Coupled Thermal-Chemical Evolution Models of Sub-Neptunes Reveal Atmospheric Signatures of Their Formation Location

The observed masses and radii of sub-Neptunes are typically explained by the gas dwarf and the water world scenarios. While their evolutionary history on a population level has been proposed as a method to distinguish between these compositions, previous evolutionary models, neglected the crucial role of atmosphere-interior chemical interaction. We present a novel evolution framework for sub-Neptunes that combines the thermal evolution with the chemical coupling of the atmosphere and interior. Using this model, we examine how planets formed inside and outside the water-ice line can be observationally distinguished, with an emphasis on their atmospheric properties. Young sub-Neptunes store the majority of their volatile budget in the interior, regardless of formation location.

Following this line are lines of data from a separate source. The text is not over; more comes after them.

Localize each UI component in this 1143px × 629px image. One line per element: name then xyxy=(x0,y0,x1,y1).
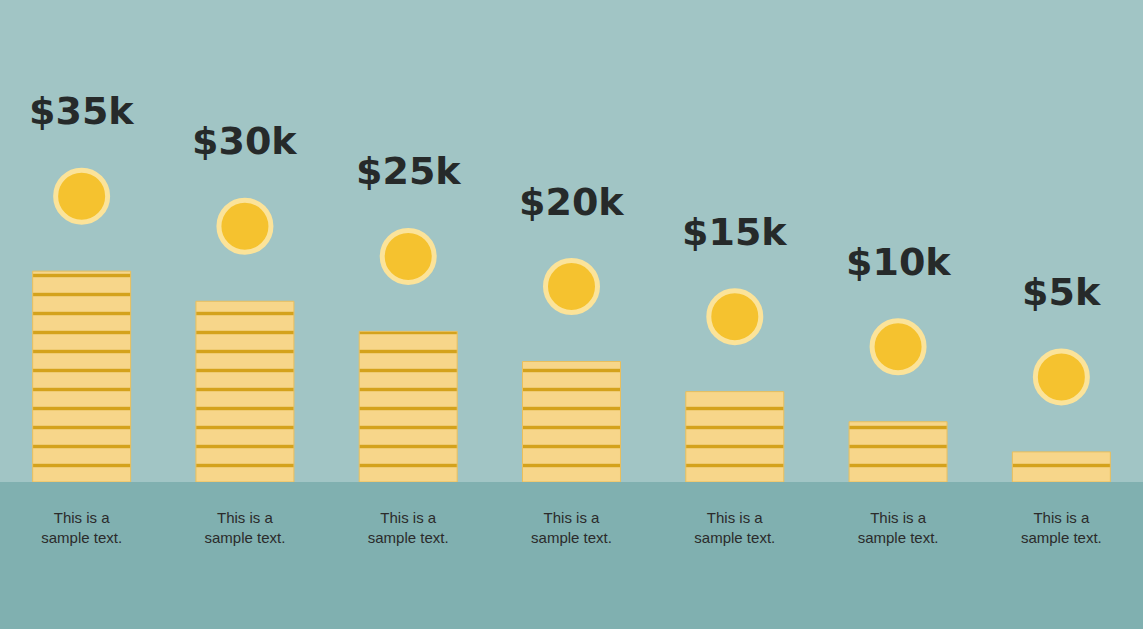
svg-text:$15k: $15k xyxy=(682,210,787,254)
svg-text:This is asample text.: This is asample text. xyxy=(858,509,939,546)
svg-text:$10k: $10k xyxy=(846,240,951,284)
svg-text:$20k: $20k xyxy=(519,180,624,224)
svg-text:$25k: $25k xyxy=(356,149,461,193)
svg-text:This is asample text.: This is asample text. xyxy=(368,509,449,546)
svg-text:This is asample text.: This is asample text. xyxy=(41,509,122,546)
svg-text:$35k: $35k xyxy=(29,89,134,133)
svg-text:This is asample text.: This is asample text. xyxy=(531,509,612,546)
svg-text:This is asample text.: This is asample text. xyxy=(694,509,775,546)
svg-text:This is asample text.: This is asample text. xyxy=(204,509,285,546)
svg-text:$5k: $5k xyxy=(1022,270,1101,314)
svg-text:$30k: $30k xyxy=(192,119,297,163)
svg-text:This is asample text.: This is asample text. xyxy=(1021,509,1102,546)
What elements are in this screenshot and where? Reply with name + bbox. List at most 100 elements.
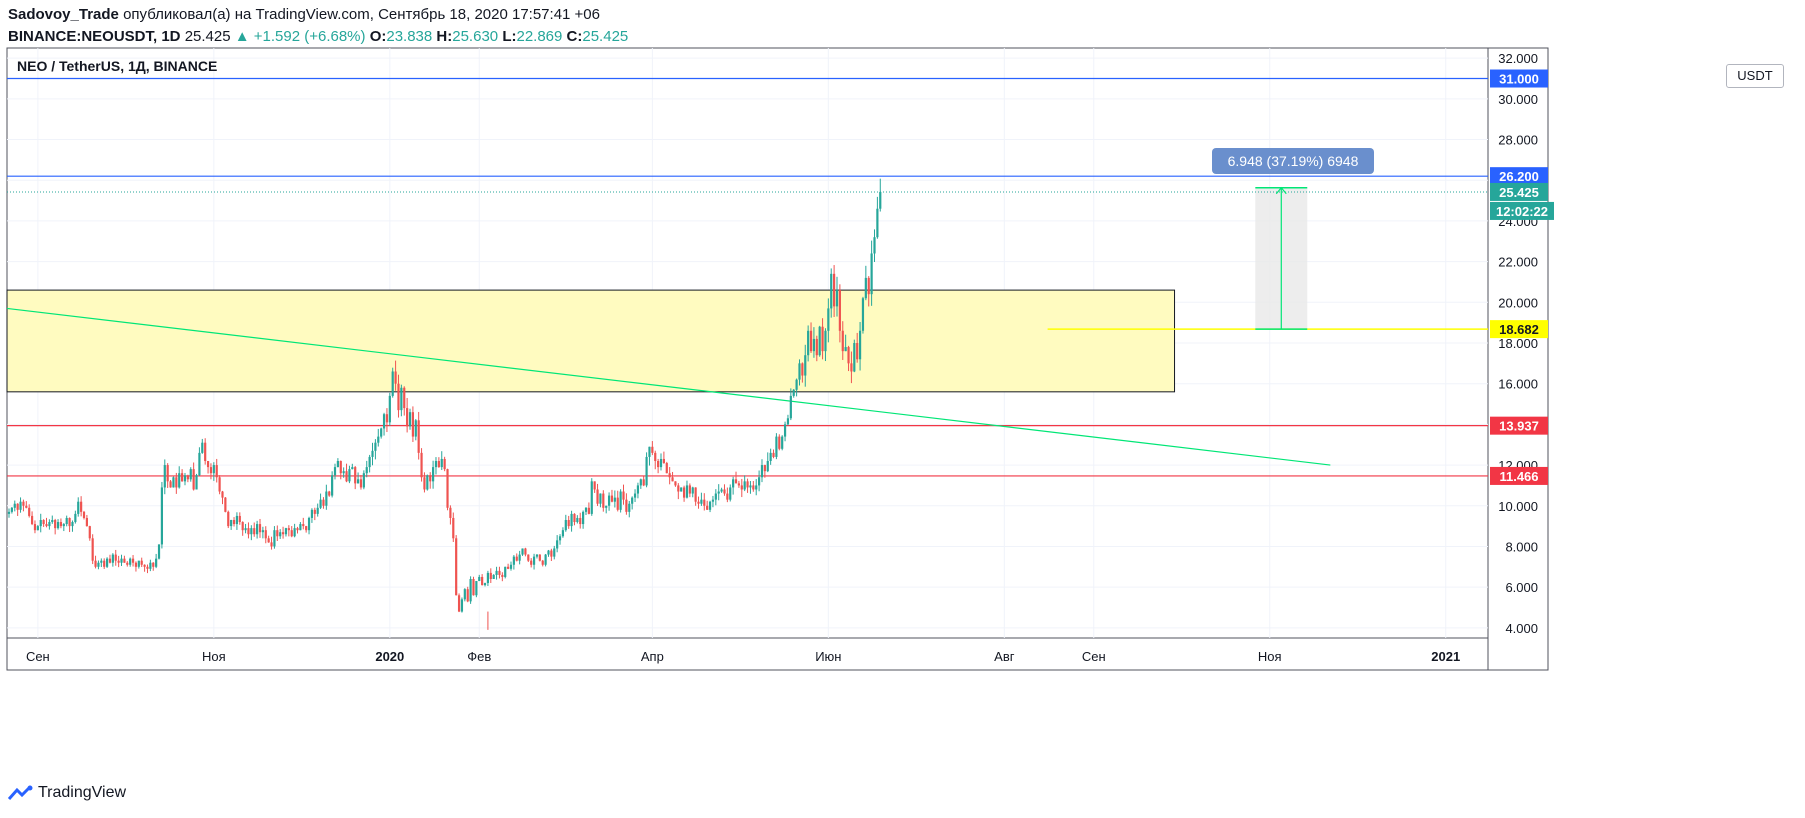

Nevertheless, the atmospheric metallicity is a factor 4 higher for the planet formed outside the water-ice line. During cooling, hydrogen and oxygen exsolve from the interior, increasing the atmospheric mass fraction and counteracting the thermal contraction. Consequently, radius evolution alone cannot distinguish between the two formation scenarios. Instead, the primary discriminators are the abundance of carbon-bearing species and the resulting atmospheric C/O ratio. For sub-Neptunes formed beyond the water-ice line, nearly all carbon resides in the gaseous phase. We find that high molar fractions of CH$_4$ ($>10^{-2}$) and H$_2$O ($> 5\times10^{-2}$), and a high C/O ratio $(> 5\times10^{-1})$ are indicative of formation outside the water-ice line. In contrast, sub-Neptunes formed inside the water-ice line exhibit strongly suppressed CH$_4$ abundances, yielding C/O ratios ranging from $10^{-7}$ to $10^{-1}$.